Not OP and not involved at all in the development of the fediverse. But this is how I would do it, and if someone gets inspiration from it feel free to use it.
Upon creating a post, unlike now, it wouldn’t be created for a community. Instead posts would be created under an instance. Each instance would have its own rules about posts and the admins of an instance can always decide to remove/edit/hide/whatever the post from the whole instance. As a user of an instance I’d assume they should follow the rules entirely of that instance at any time they interact in it.
Each post then could have a list of communities it is posted to. A post with no community would be part of a kinda global no-community community with the instance name or something (a different instance would then see it as a community-less post from an instance and can show it just like that.
Each community would have its own mod team and rules. As a post doesn’t belong in a community, mods cannot remove or edit the post. But if a post breaks rules of a community that are not rules of the instance (like an instance that allows nsfw but the community does not), the mods can choose to hide any post from the community, and maybe even control if the user can attach a post again to the community.
That would include communities in other instances, which would link to the original post to take into account changes and what not. But now, both admins and mods can only hide the post, from the whole instance or the community respectively.
Comments belong to the post, of course, but comments could have some user modifiable field to exactly say what community they saw the post in and browsing the comments would be allowed to filter by community, and just like now, comments need to follow the rules of the instance. Mods can choose to hide comments specifically but only mods in that server can remove the full comment
julian@activitypub.space 1 day ago
That's one of the issues that need to be worked through. It's a totally legitimate concern.
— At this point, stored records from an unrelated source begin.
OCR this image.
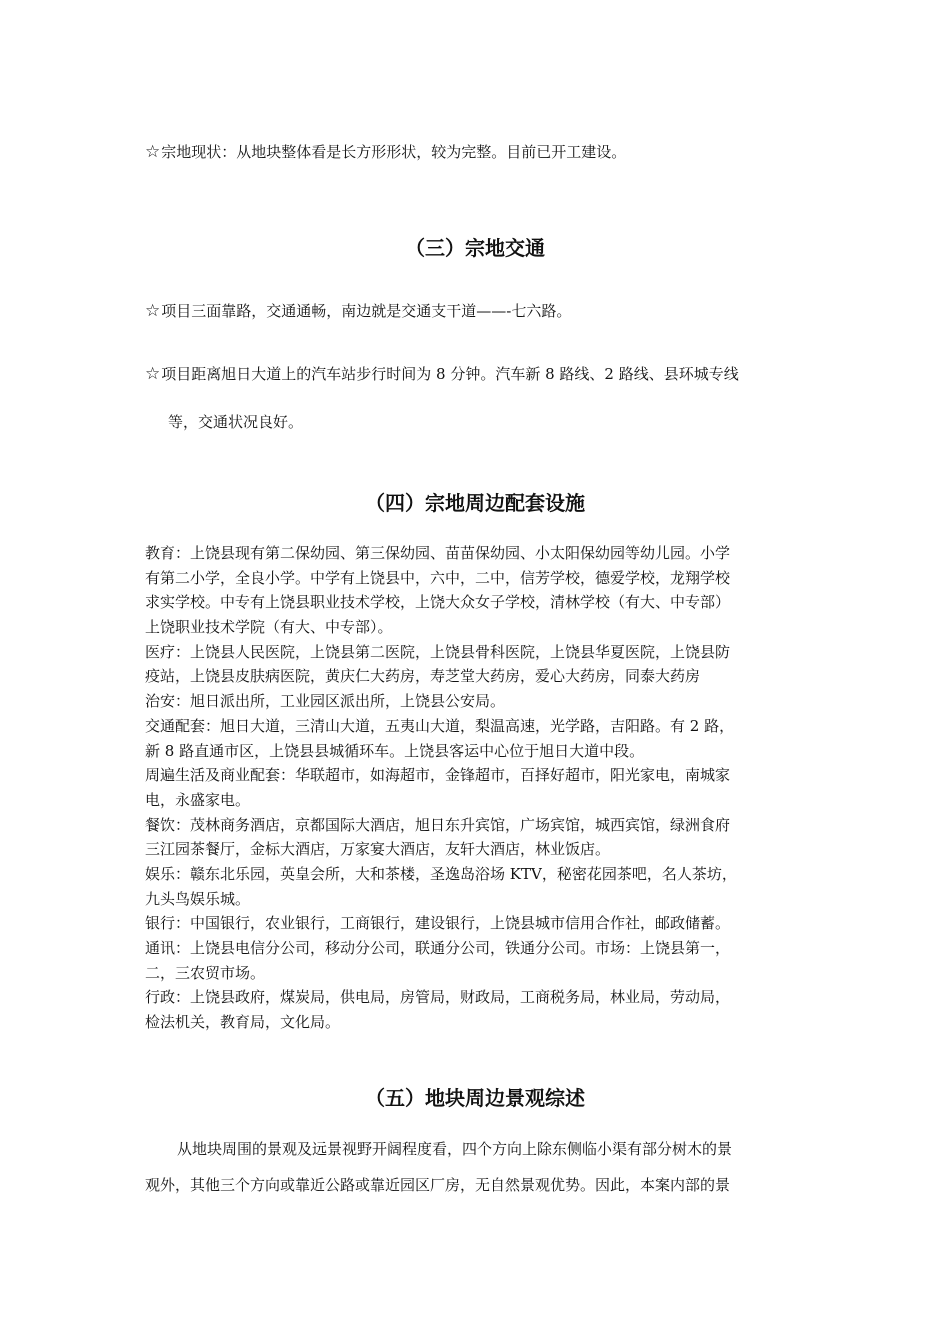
☆宗地现状：从地块整体看是长方形形状，较为完整。目前已开工建设。
（三）宗地交通
☆项目三面靠路，交通通畅，南边就是交通支干道——-七六路。
☆项目距离旭日大道上的汽车站步行时间为 8 分钟。汽车新 8 路线、2 路线、县环城专线
等，交通状况良好。
（四）宗地周边配套设施
教育：上饶县现有第二保幼园、第三保幼园、苗苗保幼园、小太阳保幼园等幼儿园。小学
有第二小学，全良小学。中学有上饶县中，六中，二中，信芳学校，德爱学校，龙翔学校
求实学校。中专有上饶县职业技术学校，上饶大众女子学校，清林学校（有大、中专部）
上饶职业技术学院（有大、中专部）。
医疗：上饶县人民医院，上饶县第二医院，上饶县骨科医院，上饶县华夏医院，上饶县防
疫站，上饶县皮肤病医院，黄庆仁大药房，寿芝堂大药房，爱心大药房，同泰大药房
治安：旭日派出所，工业园区派出所，上饶县公安局。
交通配套：旭日大道，三清山大道，五夷山大道，梨温高速，光学路，吉阳路。有 2 路，
新 8 路直通市区，上饶县县城循环车。上饶县客运中心位于旭日大道中段。
周遍生活及商业配套：华联超市，如海超市，金锋超市，百择好超市，阳光家电，南城家
电，永盛家电。
餐饮：茂林商务酒店，京都国际大酒店，旭日东升宾馆，广场宾馆，城西宾馆，绿洲食府
三江园茶餐厅，金标大酒店，万家宴大酒店，友轩大酒店，林业饭店。
娱乐：赣东北乐园，英皇会所，大和茶楼，圣逸岛浴场 KTV，秘密花园茶吧，名人茶坊，
九头鸟娱乐城。
银行：中国银行，农业银行，工商银行，建设银行，上饶县城市信用合作社，邮政储蓄。
通讯：上饶县电信分公司，移动分公司，联通分公司，铁通分公司。市场：上饶县第一，
二，三农贸市场。
行政：上饶县政府，煤炭局，供电局，房管局，财政局，工商税务局，林业局，劳动局，
检法机关，教育局，文化局。
（五）地块周边景观综述
从地块周围的景观及远景视野开阔程度看，四个方向上除东侧临小渠有部分树木的景
观外，其他三个方向或靠近公路或靠近园区厂房，无自然景观优势。因此，本案内部的景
In cases where communities with polarising viewpoints discuss the same topic, it would lead to inter-community disputes and exacerbate some instance relationships.
One solution would be to have the original community be responsible for moderation, and moderation actions from cross-posted communities only affect their "view", so to speak.
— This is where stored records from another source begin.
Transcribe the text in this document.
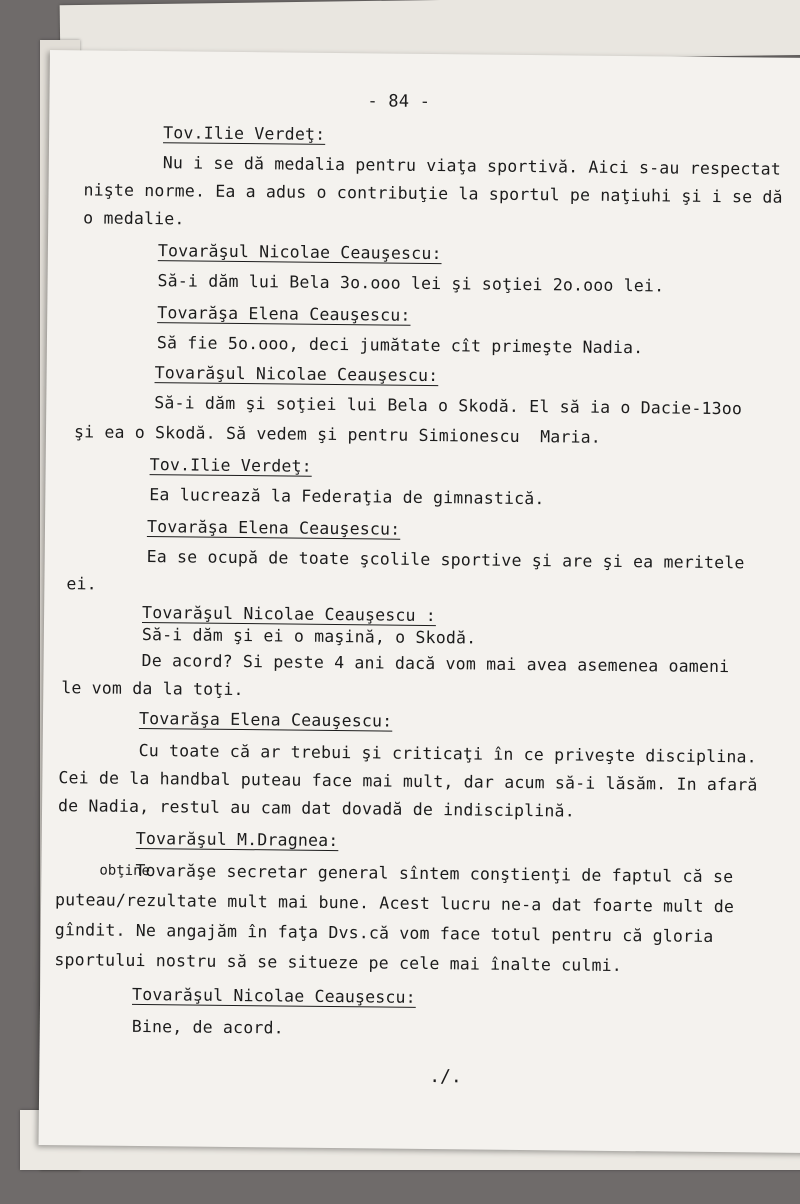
- 84 -
Tov.Ilie Verdeţ:
Nu i se dă medalia pentru viaţa sportivă. Aici s-au respectat
nişte norme. Ea a adus o contribuţie la sportul pe naţiuhi şi i se dă
o medalie.
Tovarăşul Nicolae Ceauşescu:
Să-i dăm lui Bela 3o.ooo lei şi soţiei 2o.ooo lei.
Tovarăşa Elena Ceauşescu:
Să fie 5o.ooo, deci jumătate cît primeşte Nadia.
Tovarăşul Nicolae Ceauşescu:
Să-i dăm şi soţiei lui Bela o Skodă. El să ia o Dacie-13oo
şi ea o Skodă. Să vedem şi pentru Simionescu  Maria.
Tov.Ilie Verdeţ:
Ea lucrează la Federaţia de gimnastică.
Tovarăşa Elena Ceauşescu:
Ea se ocupă de toate şcolile sportive şi are şi ea meritele
ei.
Tovarăşul Nicolae Ceauşescu :
Să-i dăm şi ei o maşină, o Skodă.
De acord? Si peste 4 ani dacă vom mai avea asemenea oameni
le vom da la toţi.
Tovarăşa Elena Ceauşescu:
Cu toate că ar trebui şi criticaţi în ce priveşte disciplina.
Cei de la handbal puteau face mai mult, dar acum să-i lăsăm. In afară
de Nadia, restul au cam dat dovadă de indisciplină.
Tovarăşul M.Dragnea:
obţine
Tovarăşe secretar general sîntem conştienţi de faptul că se
puteau/rezultate mult mai bune. Acest lucru ne-a dat foarte mult de
gîndit. Ne angajăm în faţa Dvs.că vom face totul pentru că gloria
sportului nostru să se situeze pe cele mai înalte culmi.
Tovarăşul Nicolae Ceauşescu:
Bine, de acord.
./.
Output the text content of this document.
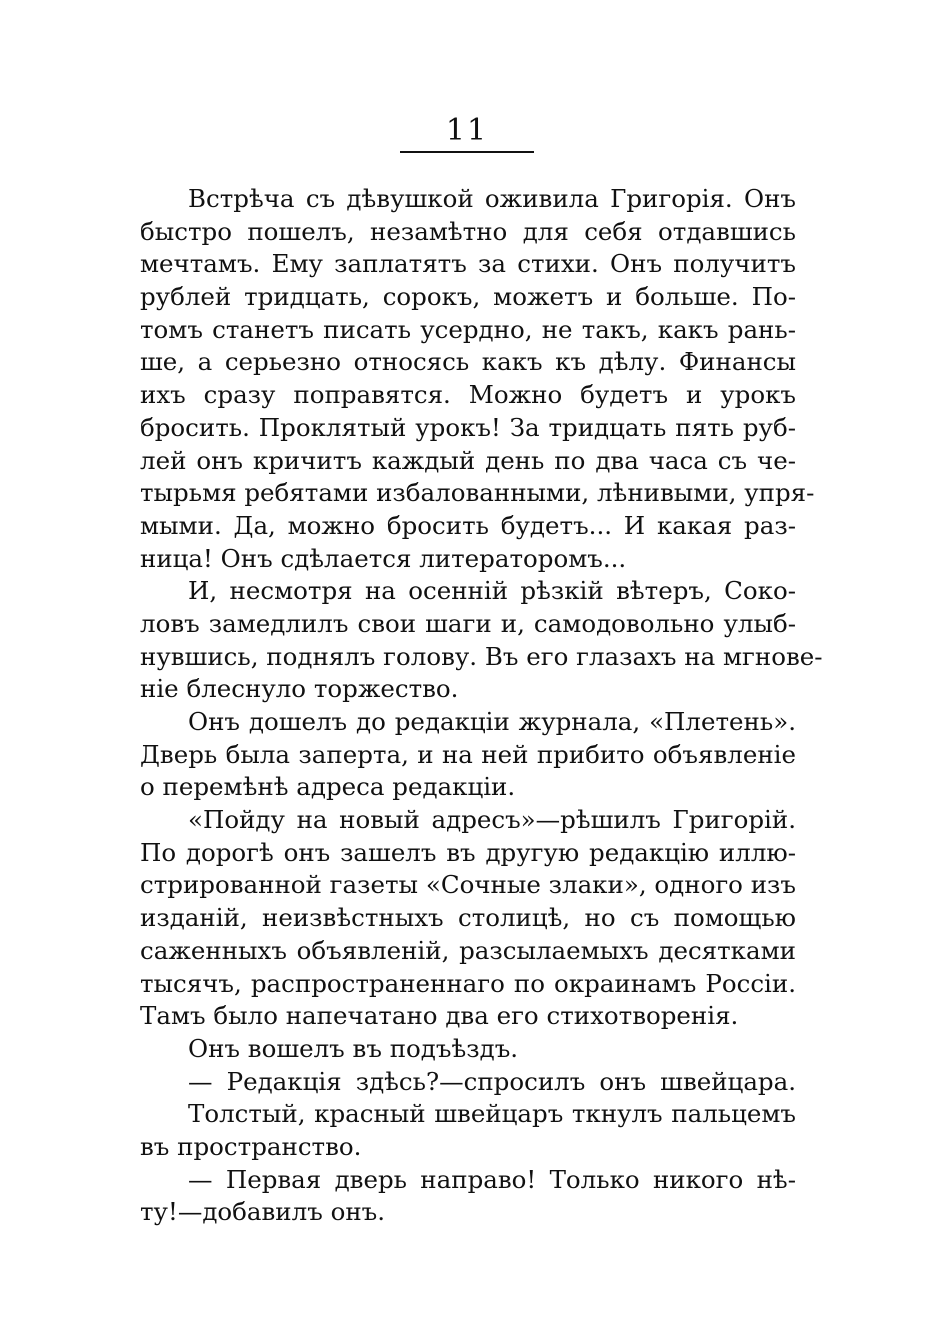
11
Встрѣча съ дѣвушкой оживила Григорія. Онъ
быстро пошелъ, незамѣтно для себя отдавшись
мечтамъ. Ему заплатятъ за стихи. Онъ получитъ
рублей тридцать, сорокъ, можетъ и больше. По-
томъ станетъ писать усердно, не такъ, какъ рань-
ше, а серьезно относясь какъ къ дѣлу. Финансы
ихъ сразу поправятся. Можно будетъ и урокъ
бросить. Проклятый урокъ! За тридцать пять руб-
лей онъ кричитъ каждый день по два часа съ че-
тырьмя ребятами избалованными, лѣнивыми, упря-
мыми. Да, можно бросить будетъ... И какая раз-
ница! Онъ сдѣлается литераторомъ...
И, несмотря на осенній рѣзкій вѣтеръ, Соко-
ловъ замедлилъ свои шаги и, самодовольно улыб-
нувшись, поднялъ голову. Въ его глазахъ на мгнове-
ніе блеснуло торжество.
Онъ дошелъ до редакціи журнала, «Плетень».
Дверь была заперта, и на ней прибито объявленіе
о перемѣнѣ адреса редакціи.
«Пойду на новый адресъ»—рѣшилъ Григорій.
По дорогѣ онъ зашелъ въ другую редакцію иллю-
стрированной газеты «Сочные злаки», одного изъ
изданій, неизвѣстныхъ столицѣ, но съ помощью
саженныхъ объявленій, разсылаемыхъ десятками
тысячъ, распространеннаго по окраинамъ Россіи.
Тамъ было напечатано два его стихотворенія.
Онъ вошелъ въ подъѣздъ.
— Редакція здѣсь?—спросилъ онъ швейцара.
Толстый, красный швейцаръ ткнулъ пальцемъ
въ пространство.
— Первая дверь направо! Только никого нѣ-
ту!—добавилъ онъ.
I don't know what the answer is quite yet.
Blaze@piefed.zip 1 day ago
But then if someone posts insults (just to take a simple example), then the original community mods would have to moderate it, and can’t rely on the cross-posted communities mods? Wouldn’t that lead to cross-posted communities mods just consider that the original community mods are the ones responsible for the moderation, and leave it up to them?
And in that case, then the OG community mods would probably just prefer all the comments to happen on their community where they can delete comments and ban people.
lambalicious@lemmy.sdf.org 13 hours ago
Agree, this basically feels like it would generate various dark incentives in the Fediverse. A bit far too similar to the social networks we are supposed to escape from, even.